A pesquisa do Ipec feita em dezembro mostrou que eleitores mais pobres e moradores da periferia que votaram em Bolsonaro são os que mais mostram intenção de migrar para Lula. O que explica esse movimento?
De modo geral, Bolsonaro está perdendo um eleitor que já foi de Lula e do PT em um momento anterior. Com tudo o que mobilizou a campanha de 2018, que teve um forte apelo anticorrupção e um mote de ir contra o status quo , esse eleitor saiu do PT e foi para o Bolsonaro. Agora, ele retorna às origens, de certo modo.
Esse eleitorado já está cristalizado com Lula, que hoje tem ampla vantagem nas intenções de voto?
Talvez esse eleitor esteja hoje com Lula porque não vê outra alternativa a Bolsonaro. A pesquisa serve para retratar o momento, não para projetar o que acontecerá lá na frente. Lula hoje não está sendo tão atacado como tende a ser na campanha, quando resgatarão com mais força assuntos como a Lava-Jato e os desvios na Petrobras.
Qual deve ser o tamanho da pauta anticorrupção na campanha?

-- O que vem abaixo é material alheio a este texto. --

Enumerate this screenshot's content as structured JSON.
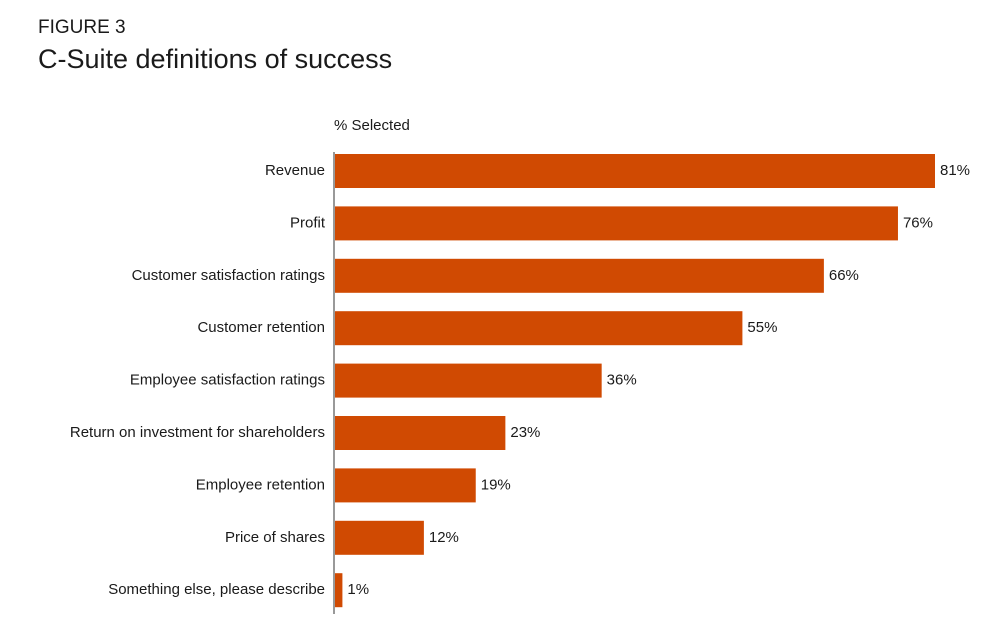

Só a bandeira da corrupção não será suficiente para um candidato crescer, até porque essa pauta perde força hoje frente a outros problemas. Fome e miséria aparecem hoje entre os cinco principais problemas do país para os eleitores, algo que não acontecia desde 2002 nas pesquisas. Não é que o brasileiro não se importe com corrupção, mas um discurso monotemático nessa área não bastará.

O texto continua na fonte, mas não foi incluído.